Moïse de Camondo (1860–1935) was born in Istanbul to a Sephardi Jewish family that moved to France when he was a child. His father had owned one of the largest banks in the Ottoman Empire, so it made sense that the family would re-establish their bank in France as soon as possible (in 1869). Their story was very similar to the Russian Jewish Ephrussis family, originally from Odessa; the German Jewish family, the Rothschilds, who’d moved to Paris in 1850; and the Sephardi bankers Émile and his brother Isaac Péreire whose grandparents had come from Portugal.
Unlike impoverished migrants, the Camondo family bought a house in a rather elegant neighbourhood in western Paris - La Plaine Monceau, in the 8th arrondissement. It was Moïse’s father, Nissim de Camondo, who purchased the property at 63 rue de Monceau from an industrial entrepreneur. [Only later did I realise that this was the house that had been made famous in Emile Zola’s 1872 novel, La Curée.
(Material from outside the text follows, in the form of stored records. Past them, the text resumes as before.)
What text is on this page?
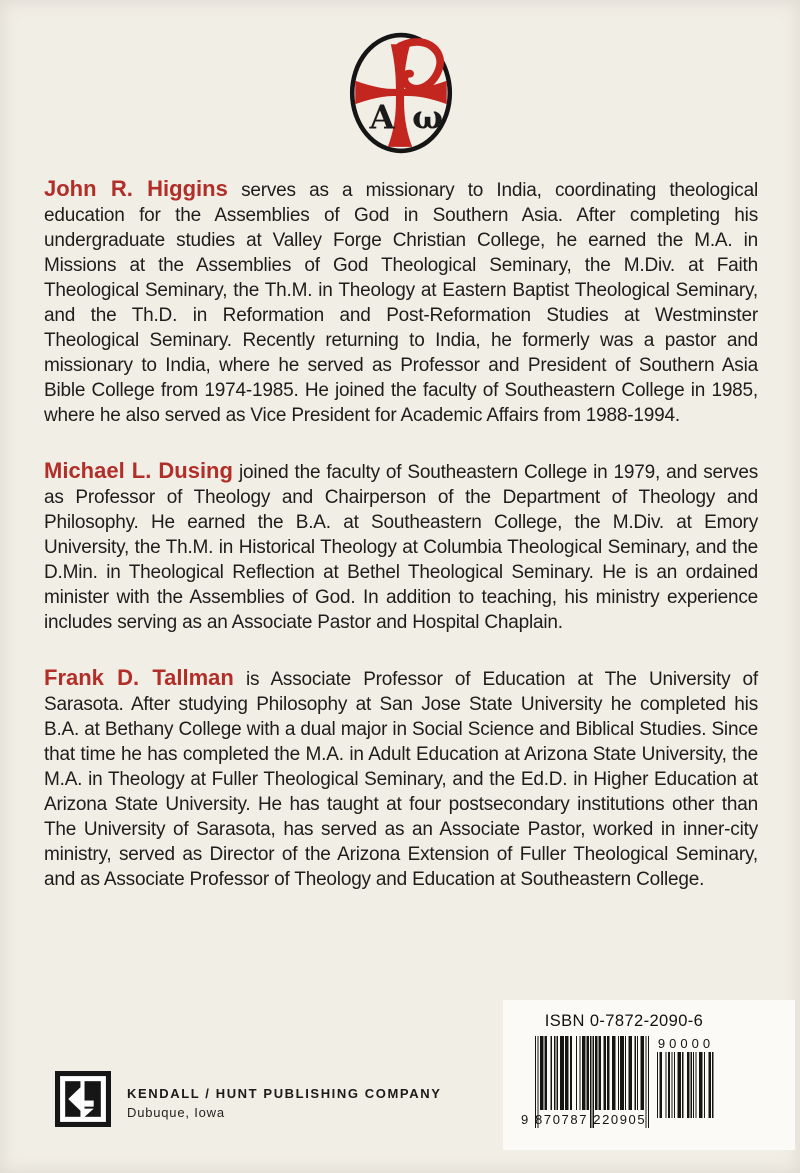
A ω

John R. Higgins serves as a missionary to India, coordinating theological education for the Assemblies of God in Southern Asia. After completing his undergraduate studies at Valley Forge Christian College, he earned the M.A. in Missions at the Assemblies of God Theological Seminary, the M.Div. at Faith Theological Seminary, the Th.M. in Theology at Eastern Baptist Theological Seminary, and the Th.D. in Reformation and Post-Reformation Studies at Westminster Theological Seminary. Recently returning to India, he formerly was a pastor and missionary to India, where he served as Professor and President of Southern Asia Bible College from 1974-1985. He joined the faculty of Southeastern College in 1985, where he also served as Vice President for Academic Affairs from 1988-1994.

Michael L. Dusing joined the faculty of Southeastern College in 1979, and serves as Professor of Theology and Chairperson of the Department of Theology and Philosophy. He earned the B.A. at Southeastern College, the M.Div. at Emory University, the Th.M. in Historical Theology at Columbia Theological Seminary, and the D.Min. in Theological Reflection at Bethel Theological Seminary. He is an ordained minister with the Assemblies of God. In addition to teaching, his ministry experience includes serving as an Associate Pastor and Hospital Chaplain.

Frank D. Tallman is Associate Professor of Education at The University of Sarasota. After studying Philosophy at San Jose State University he completed his B.A. at Bethany College with a dual major in Social Science and Biblical Studies. Since that time he has completed the M.A. in Adult Education at Arizona State University, the M.A. in Theology at Fuller Theological Seminary, and the Ed.D. in Higher Education at Arizona State University. He has taught at four postsecondary institutions other than The University of Sarasota, has served as an Associate Pastor, worked in inner-city ministry, served as Director of the Arizona Extension of Fuller Theological Seminary, and as Associate Professor of Theology and Education at Southeastern College.

ISBN 0-7872-2090-6
9 870787 220905
90000
KENDALL / HUNT PUBLISHING COMPANY
Dubuque, Iowa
Novels like Zola’s caused Plaine Monceau to be seen as a VERY stylish Belle Époque neighbourhood].
In 1891, Moïse de Camondo married Irène Cahen d'Anvers, the daughter of another famous banking family. And a famous art-collecting family!! Her mother Louise Cahen d’Anvers (1845-1926) was Renoir’s best patron and Charles Ephrussi’s lover.
Clearly C18th taste had become very fashionable in the late C19th. This passion for the C18th style can be traced back to an aristocratic art and antiques collector who sought out and acquired C18th paintings, tapestries, furniture, sculptures, porcelain and silver dinner services. Soon writers were drumming up excitement for the C18th style, declaring it to be the “natural décor” of the high society.
built by René Sergent
He was aware that buying royal collectibles only fuelled anti-Semitism among many French Catholic royalists who distrusted wealthy and internationally-connected Jews. But collectors are often driven solely by their artistic passions, and may ignore the risks.
Moïse had the old home pulled down and totally re-built in 1911 by architect René Sergent, fan of the Ancien Régime. The architect modelled the new Camondo home on Versailles’ Petit Trianon palace, built by Louis XV in 1769. This was Moïse de Camondo’s way of showing more than just allegiance and gratitude to France and the Enlightenment ideals that lead to equality and acculturation for countless Jewish families following Emancipation. In immersing himself in the C18th ambiance, he became more French than the French, more noble than he was.
Now called the Musée Nissim de Camondo, the elegant house museum is filled with high quality French decorative arts. The Museum recommends seeing the needlepoint chairs and work by artisans of the Royal Furniture Repository. The floors are furnished with Savonnerie carpets woven in 1678 for the Grande Galerie in the Louvre, and walls display the tapestries. And see portraits by Élisabeth-Louise Vigée Le Brun, landscapes by Guardi and Hubert Robert, and hunting scenes by Jean-Baptiste Oudry.
Although C18th French arts are normally far too rococo and neo-classical for my taste, the table settings won my heart. Visitors should particularly note the Orloff silver dinner service commissioned by Catherine II of Russia from silversmith Jacques-Nicolas Roettiers in 1770. And note the 1780s Buffon porcelain services made at Sèvres. Gilt bronze clocks, wall clocks, barometers, chandeliers and mounted vases adorn the cabinets.
When Moïse passed away in 1935, he bequeathed the Camondo home at 63 rue de Monceau, and its entire collection, to the state via Les Arts Décoratifs. Moïse chose the museum’s name in homage to his son Nissim de Camondo (1892-1917) who had died in WW1 as a pilot in the French army. The museum opened in 1935.
During WW2, Moïse’s sole remaining child Beatrice, son-in-law and their children were deported to Auschwitz in 1943 and exterminated. The Camondo family had disappeared from French history. So the Museum is one of the only two living memorials to the family. École Camondo is a Parisian academy of design and interior architecture which was recognised by the Ministry of Education in 1989. Located in the 14th arrondissement near the Montparnasse Cemetery, this academy is also named after the Camondo family.
For my students, the Musée Nissim de Camondo was yet another confirmation of the great contributions by Paris’ Jewish community that made the Belle Epoque so belle. If bloggers haven’t read Edmund de Waal’s The Hare with Amber Eyes, now might be a good time to do so. And I would also recommend The Last of the Camondo Family, by Pierre Assouline.